When the drain-source voltage V102 of the turned-off semiconductor switch element 102 reaches the input direct current voltage from the direct current power source 1, the resonant current is commutated to the diode 111. At this time, by the semiconductor switch element 101 being turned on, a resonant current flows via a path from the direct current power source 1 through the semiconductor switch element 101, the resonating reactor 3, and the primary winding 21 of the transformer 2 to the resonating capacitor 4, and the resonating capacitor 4 is charged by the resonant current.
By this kind of operation being repeated, another direct current power isolated from the direct current power source 1 is generated based on the input direct current power from the direct current power source 1, and supplied to an unshown load via the smoothing capacitor 5.
Herein, when at a low input voltage and under a heavy load, the semiconductor switch elements 101 and 102 each operate with an ON duty of on the order of 0.5, as shown in FIG. 4A, and the current I101 flowing through the semiconductor switch element 101 and the current I102 flowing though the semiconductor switch element 102 change into a sine wave shape.
When the load of the DC-DC conversion device changes, and the output voltage value of the DC-DC conversion device is off the target value, the pulse-width modulation control circuit 7 changes the respective pulse widths of the first pulse which turns on the semiconductor switch element 101 and the second pulse which turns on the semiconductor switch element 102, and returns the output voltage value of the DC-DC conversion device to the target value.
Further, when at a high input voltage and under a light or moderate load, the ON duty is small, as shown in FIG. 4B. Herein, when the ON duty is small and the period in which the semiconductor switch element 101 is turned on is short, a charging voltage of the resonating capacitor 4 when the period finishes decreases.
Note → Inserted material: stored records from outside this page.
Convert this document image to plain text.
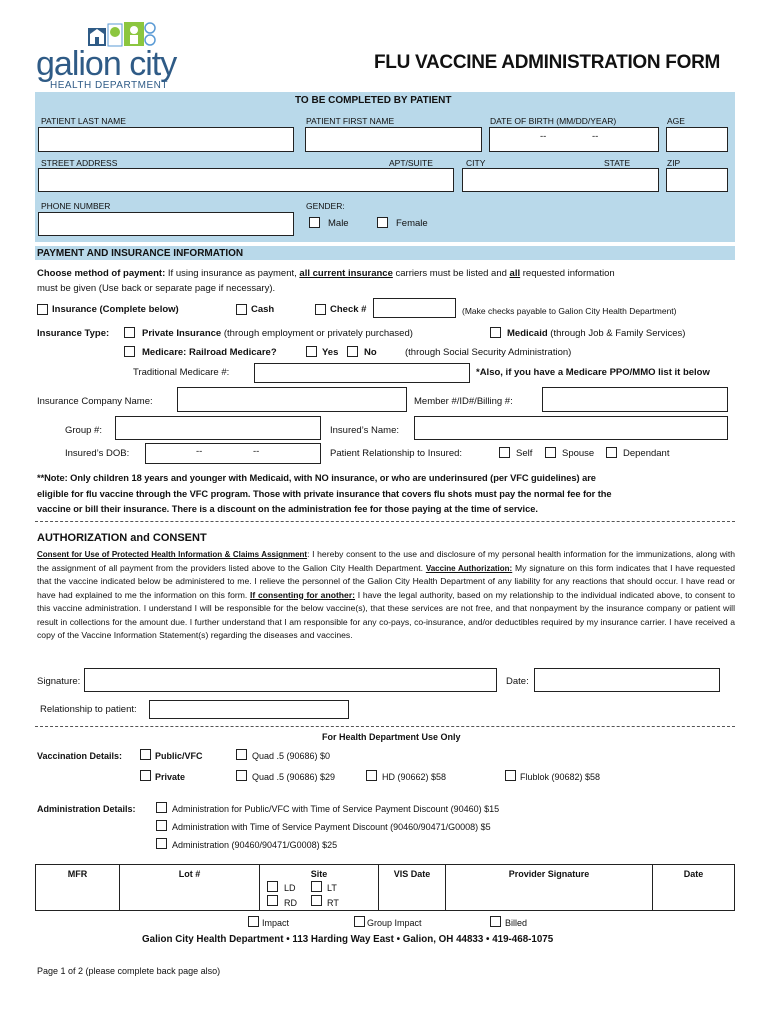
galion city
HEALTH DEPARTMENT
FLU VACCINE ADMINISTRATION FORM
TO BE COMPLETED BY PATIENT
PATIENT LAST NAME	PATIENT FIRST NAME	DATE OF BIRTH (MM/DD/YEAR)
--	--
AGE
STREET ADDRESS	APT/SUITE	CITY	STATE	ZIP
PHONE NUMBER	GENDER:
Male	Female
PAYMENT AND INSURANCE INFORMATION
Choose method of payment: If using insurance as payment, all current insurance carriers must be listed and all requested information
must be given (Use back or separate page if necessary).
Insurance (Complete below)	Cash	Check #	(Make checks payable to Galion City Health Department)
Insurance Type:	Private Insurance (through employment or privately purchased)	Medicaid (through Job & Family Services)
Medicare: Railroad Medicare?	Yes	No	(through Social Security Administration)
Traditional Medicare #:	*Also, if you have a Medicare PPO/MMO list it below
Insurance Company Name:	Member #/ID#/Billing #:
Group #:	Insured’s Name:
Insured’s DOB:	--	--	Patient Relationship to Insured:	Self	Spouse	Dependant
**Note: Only children 18 years and younger with Medicaid, with NO insurance, or who are underinsured (per VFC guidelines) are
eligible for flu vaccine through the VFC program. Those with private insurance that covers flu shots must pay the normal fee for the
vaccine or bill their insurance. There is a discount on the administration fee for those paying at the time of service.
AUTHORIZATION and CONSENT
Consent for Use of Protected Health Information & Claims Assignment: I hereby consent to the use and disclosure of my personal health information for the immunizations, along with the assignment of all payment from the providers listed above to the Galion City Health Department. Vaccine Authorization: My signature on this form indicates that I have requested that the vaccine indicated below be administered to me. I relieve the personnel of the Galion City Health Department of any liability for any reactions that should occur. I have read or have had explained to me the information on this form. If consenting for another: I have the legal authority, based on my relationship to the individual indicated above, to consent to this vaccine administration. I understand I will be responsible for the below vaccine(s), that these services are not free, and that nonpayment by the insurance company or patient will result in collections for the amount due. I further understand that I am responsible for any co-pays, co-insurance, and/or deductibles required by my insurance carrier. I have received a copy of the Vaccine Information Statement(s) regarding the diseases and vaccines.
Signature:	Date:
Relationship to patient:
For Health Department Use Only
Vaccination Details:	Public/VFC	Quad .5 (90686) $0
Private	Quad .5 (90686) $29	HD (90662) $58	Flublok (90682) $58
Administration Details:	Administration for Public/VFC with Time of Service Payment Discount (90460) $15
Administration with Time of Service Payment Discount (90460/90471/G0008) $5
Administration (90460/90471/G0008) $25
MFR	Lot #	Site	VIS Date	Provider Signature	Date
LD	LT
RD	RT
Impact	Group Impact	Billed
Galion City Health Department • 113 Harding Way East • Galion, OH 44833 • 419-468-1075
Page 1 of 2 (please complete back page also)
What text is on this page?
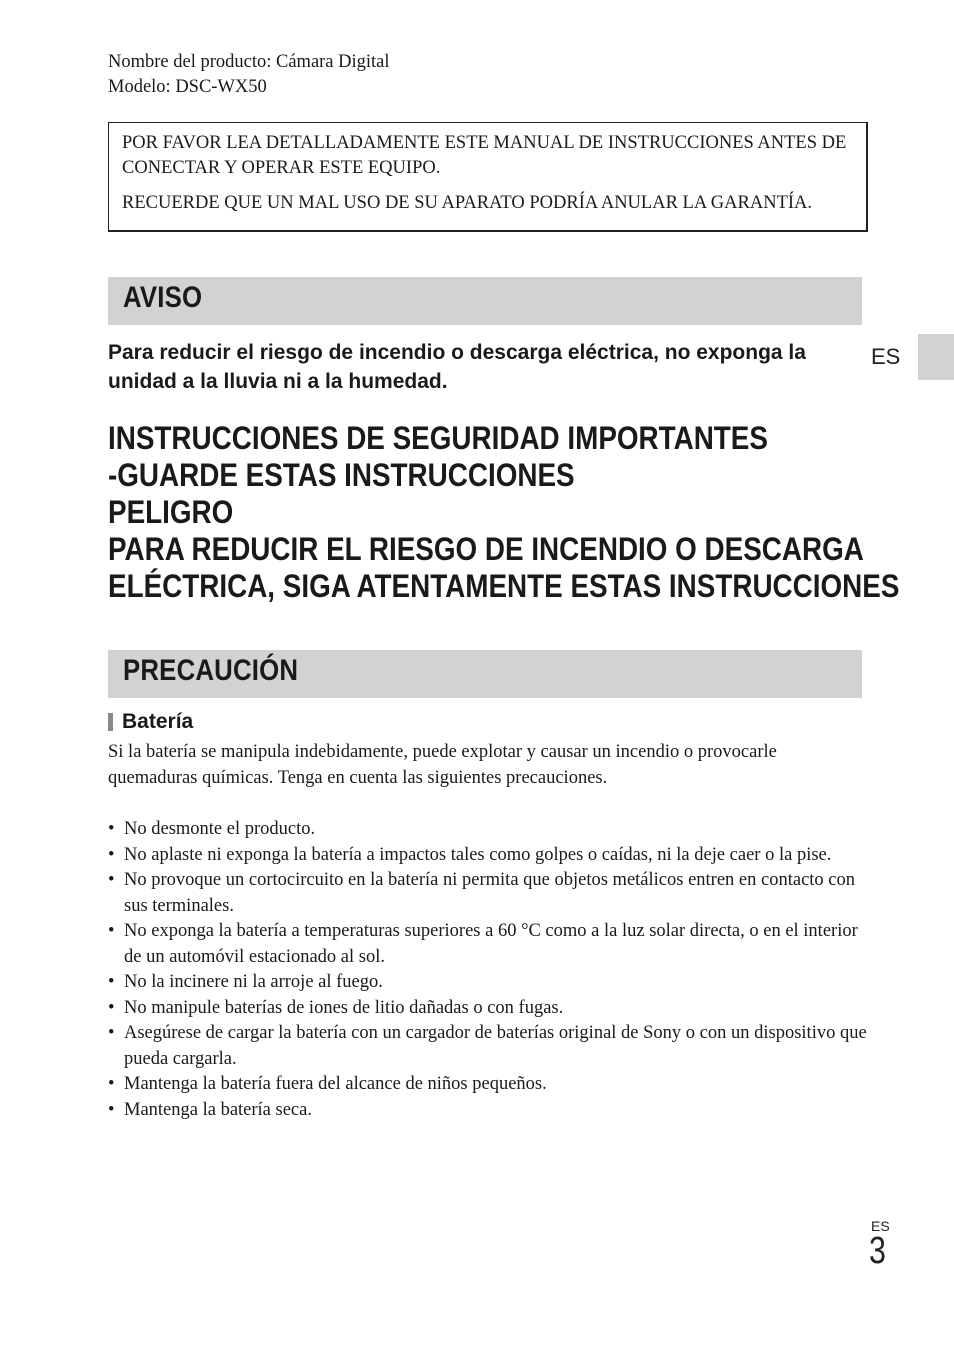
Nombre del producto: Cámara Digital
Modelo: DSC-WX50

POR FAVOR LEA DETALLADAMENTE ESTE MANUAL DE INSTRUCCIONES ANTES DE CONECTAR Y OPERAR ESTE EQUIPO.

RECUERDE QUE UN MAL USO DE SU APARATO PODRÍA ANULAR LA GARANTÍA.

AVISO
ES
Para reducir el riesgo de incendio o descarga eléctrica, no exponga la unidad a la lluvia ni a la humedad.
INSTRUCCIONES DE SEGURIDAD IMPORTANTES
-GUARDE ESTAS INSTRUCCIONES
PELIGRO
PARA REDUCIR EL RIESGO DE INCENDIO O DESCARGA
ELÉCTRICA, SIGA ATENTAMENTE ESTAS INSTRUCCIONES
PRECAUCIÓN
Batería

Si la batería se manipula indebidamente, puede explotar y causar un incendio o provocarle quemaduras químicas. Tenga en cuenta las siguientes precauciones.

• No desmonte el producto.
• No aplaste ni exponga la batería a impactos tales como golpes o caídas, ni la deje caer o la pise.
• No provoque un cortocircuito en la batería ni permita que objetos metálicos entren en contacto con sus terminales.
• No exponga la batería a temperaturas superiores a 60 °C como a la luz solar directa, o en el interior de un automóvil estacionado al sol.
• No la incinere ni la arroje al fuego.
• No manipule baterías de iones de litio dañadas o con fugas.
• Asegúrese de cargar la batería con un cargador de baterías original de Sony o con un dispositivo que pueda cargarla.
• Mantenga la batería fuera del alcance de niños pequeños.
• Mantenga la batería seca.
ES
3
Because of this, when the semiconductor switch element 102 is turned on, the voltage V21 applied to the primary winding 21 of the transformer 2 decreases, and it is not possible to generate a voltage enough to turn on the diodes 133 and 132 and cause a charging current to flow to the smoothing capacitor 5. Because of this, the currents I132 and I133 of the diodes 132 and 133 is 0 in the period in which the semiconductor switch element 102 is turned on, as illustrated in FIG. 4B. Consequently, the current I102 flowing through the primary winding 21 of the transformer 2 via the semiconductor switch element 102 is kept low. Further, when the semiconductor switch element 101 is turned on, a differential voltage between the input direct current voltage and the voltage V4 of the resonating capacitor 4 is applied to the primary winding 21 of the transformer 2 and the resonating reactor 3. At this time, as the voltage V21 of the primary winding 21 of the transformer 2 is a sufficient size of voltage, a voltage enough to turn on the diodes 131 and 134 and cause a charging current to flow through the smoothing capacitor 5 is generated in the secondary winding 22 of the transformer 2. Because of this, the large currents I131 and I134 flow via the diodes 131 and 134 in the period in which the semiconductor switch element 101 is turned on, as illustrated FIG. 4B. Consequently, when the semiconductor switch element 101 is turned on, a current flowing through the primary winding 21 of the transformer 2 via the semiconductor switch element 101 increases greatly in a linear fashion. Consequently, a breaking current flowing when the semiconductor switch element 101 is turned off does not decrease so much despite when under a light or moderate load.
A description has heretofore been given with the case of a high input voltage and a light or moderate load as an example, but the same problem also arises in the case of each of a high input voltage and a light or moderate load.
As above, the heretofore known DC-DC conversion device has the problem that the breaking currents of the semiconductor switches of a circuit on the primary side of the transformer increase, and power conversion efficiency decreases.